Now on at the Tate Modern

Share

In the first major survey of the medium in London since its 150th anniversary exhibition at the Royal Academy in 1989, photography finally takes centre stage at Tate Modern (5 June-7 September). “Cruel and tender” brings together over 700 images from more than 200 series of works by 23 photographers. Occupying all of Tate Modern’s top-floor exhibition space, divided into separate, interconnected viewing areas, where groups of works by each photographer are displayed in reverse chronological order, allowing the viewer to move back and forth in time. As the show’s subtitle indicates, pure photography, as opposed to the self-consciously artistic elaborations of neo-conceptualist and post-modern practice, has long been attached to reality.

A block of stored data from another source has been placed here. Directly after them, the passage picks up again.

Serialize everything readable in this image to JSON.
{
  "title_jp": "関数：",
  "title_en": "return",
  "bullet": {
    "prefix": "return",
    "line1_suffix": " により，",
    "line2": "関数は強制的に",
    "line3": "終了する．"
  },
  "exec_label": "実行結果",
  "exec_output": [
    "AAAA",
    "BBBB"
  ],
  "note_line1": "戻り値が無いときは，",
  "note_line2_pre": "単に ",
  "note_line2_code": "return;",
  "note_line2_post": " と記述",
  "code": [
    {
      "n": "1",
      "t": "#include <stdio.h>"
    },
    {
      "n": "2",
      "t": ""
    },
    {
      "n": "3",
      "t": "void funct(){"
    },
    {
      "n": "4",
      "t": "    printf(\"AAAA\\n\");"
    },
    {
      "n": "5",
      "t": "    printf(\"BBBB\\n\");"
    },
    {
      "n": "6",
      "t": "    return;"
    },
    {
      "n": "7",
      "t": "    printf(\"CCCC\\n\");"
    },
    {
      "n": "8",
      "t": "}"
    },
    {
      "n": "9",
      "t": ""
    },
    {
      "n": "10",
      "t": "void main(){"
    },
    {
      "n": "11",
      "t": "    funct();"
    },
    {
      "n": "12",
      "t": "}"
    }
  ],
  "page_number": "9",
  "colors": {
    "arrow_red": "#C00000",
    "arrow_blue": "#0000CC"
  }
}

In the 20th century, photographers as far back as August Sander (1876-1964) and Walker Evans (1903-1975) have focused entirely on what lies before the lens, seeking to capture essential facts of life, rather than some arcane cultural introspection. Later exponents of pure photography, from important post 1970s American figures, such as Robert Adams (b. 1937) and William Eggleston (b. 1939) whose “Guide” (1976) ushered in the all-important switch to colour, or contemporary British and European photographers, Martin Parr (b. 1952), Andreas Gursky (b. 1955) or Thomas Ruff (b. 1958), remain grounded in the real. The exhibition was devised by Tate Modern’s Senior Curator, Emma Dexter, in conjunction with Thomas Weski, until recently, Chief Curator, Museum Ludwig, Cologne, now, Chief Curator, Haus der Kunst, Munich (right, August Sander, “The fighter or revolutionary” 1912).